Our findings demonstrated surprisingly variable manifestation of p19^arf-linked phenotypes between FVB/N and C57BL/6J mice, and furthermore between our mouse lines and the established lines, indicating a critical impact of genetic background on functional study of genes using gene targeting strategies in mice.

中文翻译：

在TALEN介导的p19arf基因敲除的FVB / N和C57BL / 6J小鼠品系中眼表型的差异表现。

背景

p19 ^arf主要被称为肿瘤抑制因子，据报道在小鼠眼睛的正常发育中也起着至关重要的作用。

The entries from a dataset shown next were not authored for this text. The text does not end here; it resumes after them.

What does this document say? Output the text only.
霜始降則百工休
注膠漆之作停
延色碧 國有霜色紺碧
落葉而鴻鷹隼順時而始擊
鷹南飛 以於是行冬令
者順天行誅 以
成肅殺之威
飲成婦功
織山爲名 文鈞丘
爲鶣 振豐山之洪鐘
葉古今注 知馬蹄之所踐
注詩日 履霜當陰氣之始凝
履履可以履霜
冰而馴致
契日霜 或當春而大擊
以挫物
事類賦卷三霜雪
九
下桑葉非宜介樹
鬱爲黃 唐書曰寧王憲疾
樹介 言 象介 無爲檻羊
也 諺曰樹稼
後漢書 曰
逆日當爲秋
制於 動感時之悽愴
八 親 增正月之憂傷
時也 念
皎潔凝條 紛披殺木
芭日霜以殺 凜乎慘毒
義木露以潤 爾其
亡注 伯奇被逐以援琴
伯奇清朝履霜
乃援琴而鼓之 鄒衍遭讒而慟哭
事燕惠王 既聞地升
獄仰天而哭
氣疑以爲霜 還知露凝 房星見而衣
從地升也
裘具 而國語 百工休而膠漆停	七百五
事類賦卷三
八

一致地，缺乏p19 ^arf与眼缺陷有关，但是由于遗传异质性，所使用的基因敲除（KO）小鼠品系的混合背景引起了与目标基因相关的表型准确性的关注。

目的

我们进行了一项研究，以调查遗传背景对p19 ^arf KO相关表型的表现的影响。

方法

我们表征新颖的表型P19 ^ARF在FVB / N和C57BL / 6J产生KO小鼠品系使用类转录活化因子核酸酶（TALEN）系统相对于其他三个报告表型的p19 ^ARF使用同源产生的缺陷型小鼠系重组。

结果

FVB的百分之九十五/ N- P19 ^ARF基因敲除小鼠表现出4周眼混浊生可迅速恶化，直到第6周后，尽管这样的异常在C57BL / 6J-缺席P19 ^ARF基因敲除小鼠26周的年龄。组织病理学分析显示，从第4周开始，FVB / N- p19 ^arf KO小鼠的视网膜层存在视网膜后增生和异型增生。此外，这两种菌株从出生到第26周均正常发育，除了C57BL / 6J中发现的皮下肿瘤外，其肿瘤形成没有增加- P19 ^ARF KO鼠标。